The sale is the first time Rolling Stone has accepted outside investment. Though the website’s readership is strong, and the company’s brand remains instantly recognizable, the magazine has slimmed down over the years, reflecting thinning ad sales as the industry adjusts to the digital present. Reportedly, BandLab won’t have anything to do with Rolling Stone‘s editorial content, though the line between church and state tends to blur whenever money is introduced to the mix. (Financial terms were not disclosed.)

BandLab, by the way, makes for an interesting partner. It’s an app where “musicians and music fans from all over the world can come together to make, collaborate on and share Music,” as its website notes. (According to Applyzer, it’s the 123rd most used iOS app in America.) It isn’t clear whether BandLab is indemnified against financial liabilities related to a string of defamation lawsuits filed against the magazine in the wake of a since-retracted 2014 piece about alleged rapes at a University of Virginia fraternity.

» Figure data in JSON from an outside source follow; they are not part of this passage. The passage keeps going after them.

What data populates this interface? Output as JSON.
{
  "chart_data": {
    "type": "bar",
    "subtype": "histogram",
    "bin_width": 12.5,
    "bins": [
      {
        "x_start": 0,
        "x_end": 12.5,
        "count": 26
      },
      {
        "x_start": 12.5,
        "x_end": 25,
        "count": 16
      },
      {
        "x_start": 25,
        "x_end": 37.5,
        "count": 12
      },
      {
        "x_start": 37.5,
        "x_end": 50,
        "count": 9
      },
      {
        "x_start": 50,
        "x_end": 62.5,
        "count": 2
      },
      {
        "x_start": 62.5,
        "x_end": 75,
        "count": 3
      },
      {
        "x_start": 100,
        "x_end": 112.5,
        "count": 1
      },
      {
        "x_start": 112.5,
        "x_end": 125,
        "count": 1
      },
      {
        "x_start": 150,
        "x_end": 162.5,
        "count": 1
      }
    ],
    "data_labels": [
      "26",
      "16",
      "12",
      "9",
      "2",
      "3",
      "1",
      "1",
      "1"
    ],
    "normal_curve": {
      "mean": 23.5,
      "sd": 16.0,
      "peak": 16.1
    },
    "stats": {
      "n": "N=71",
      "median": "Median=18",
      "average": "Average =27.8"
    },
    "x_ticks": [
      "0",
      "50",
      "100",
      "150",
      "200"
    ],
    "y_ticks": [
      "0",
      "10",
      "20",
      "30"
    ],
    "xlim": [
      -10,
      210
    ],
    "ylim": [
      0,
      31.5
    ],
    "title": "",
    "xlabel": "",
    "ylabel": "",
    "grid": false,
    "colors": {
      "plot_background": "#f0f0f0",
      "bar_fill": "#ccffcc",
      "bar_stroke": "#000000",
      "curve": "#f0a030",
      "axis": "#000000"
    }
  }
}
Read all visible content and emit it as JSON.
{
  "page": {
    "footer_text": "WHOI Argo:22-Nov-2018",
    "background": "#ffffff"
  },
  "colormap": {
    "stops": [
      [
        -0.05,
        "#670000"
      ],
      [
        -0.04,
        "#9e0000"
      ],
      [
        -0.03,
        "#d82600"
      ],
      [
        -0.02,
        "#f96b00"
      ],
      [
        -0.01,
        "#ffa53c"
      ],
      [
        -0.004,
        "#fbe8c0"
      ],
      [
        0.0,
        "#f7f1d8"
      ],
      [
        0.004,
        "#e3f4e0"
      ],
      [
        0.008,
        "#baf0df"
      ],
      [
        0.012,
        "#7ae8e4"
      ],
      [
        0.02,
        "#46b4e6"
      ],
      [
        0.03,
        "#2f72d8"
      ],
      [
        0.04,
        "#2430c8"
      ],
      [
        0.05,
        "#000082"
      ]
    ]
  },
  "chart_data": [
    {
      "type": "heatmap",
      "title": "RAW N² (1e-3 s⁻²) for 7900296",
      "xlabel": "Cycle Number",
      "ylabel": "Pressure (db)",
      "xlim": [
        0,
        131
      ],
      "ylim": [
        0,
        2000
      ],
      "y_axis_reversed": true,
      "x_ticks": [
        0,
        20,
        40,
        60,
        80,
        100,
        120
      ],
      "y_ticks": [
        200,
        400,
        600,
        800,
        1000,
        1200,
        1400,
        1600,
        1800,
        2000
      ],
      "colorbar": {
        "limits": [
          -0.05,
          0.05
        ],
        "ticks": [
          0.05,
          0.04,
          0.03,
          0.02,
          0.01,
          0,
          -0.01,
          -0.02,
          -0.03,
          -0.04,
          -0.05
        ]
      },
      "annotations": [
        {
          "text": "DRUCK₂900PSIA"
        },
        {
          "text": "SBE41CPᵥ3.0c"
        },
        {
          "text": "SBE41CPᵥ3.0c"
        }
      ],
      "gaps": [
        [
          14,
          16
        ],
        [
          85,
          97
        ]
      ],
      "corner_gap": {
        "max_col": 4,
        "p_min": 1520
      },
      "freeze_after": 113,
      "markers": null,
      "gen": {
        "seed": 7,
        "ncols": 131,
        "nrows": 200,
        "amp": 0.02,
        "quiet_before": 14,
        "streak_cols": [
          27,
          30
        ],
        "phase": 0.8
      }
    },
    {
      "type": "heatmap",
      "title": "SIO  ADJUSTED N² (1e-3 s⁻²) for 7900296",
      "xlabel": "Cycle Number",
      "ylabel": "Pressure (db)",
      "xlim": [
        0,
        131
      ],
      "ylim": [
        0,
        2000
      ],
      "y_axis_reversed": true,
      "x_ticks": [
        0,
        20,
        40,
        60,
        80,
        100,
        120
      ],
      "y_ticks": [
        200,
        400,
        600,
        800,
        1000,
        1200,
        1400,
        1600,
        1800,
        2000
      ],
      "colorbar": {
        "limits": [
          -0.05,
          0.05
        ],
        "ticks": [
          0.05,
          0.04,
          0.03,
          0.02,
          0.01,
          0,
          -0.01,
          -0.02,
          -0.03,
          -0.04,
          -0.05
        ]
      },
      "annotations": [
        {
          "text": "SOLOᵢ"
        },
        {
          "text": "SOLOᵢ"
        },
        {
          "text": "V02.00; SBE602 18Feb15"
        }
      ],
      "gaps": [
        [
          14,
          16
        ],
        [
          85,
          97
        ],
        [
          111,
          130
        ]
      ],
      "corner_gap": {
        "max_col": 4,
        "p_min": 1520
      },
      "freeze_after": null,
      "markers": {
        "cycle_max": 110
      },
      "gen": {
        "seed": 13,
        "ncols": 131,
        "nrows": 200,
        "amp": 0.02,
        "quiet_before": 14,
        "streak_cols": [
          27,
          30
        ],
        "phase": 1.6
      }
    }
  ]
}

Rolling Stone is the only iconic music publication in the world to have survived across multiple generations—its hippie teen readers who once applauded Jimi Hendrix’s “Star-Spangled Banner” cover are now old enough to complain about Kanye seeming like a jackass. But they aren’t the first music publication to make drastic changes in recent years: magazines have gone digital-only (PasteSPINVibe), rolled back monthly publication to a part-time schedule (XXL), sought corporate ownership (Pitchfork, Complex), or shut down entirely (Blender). A cynic might say it’s end times when the industry standard has to scrounge up cash from outside sources, but like everyone else, they’re beholden to prevailing trends.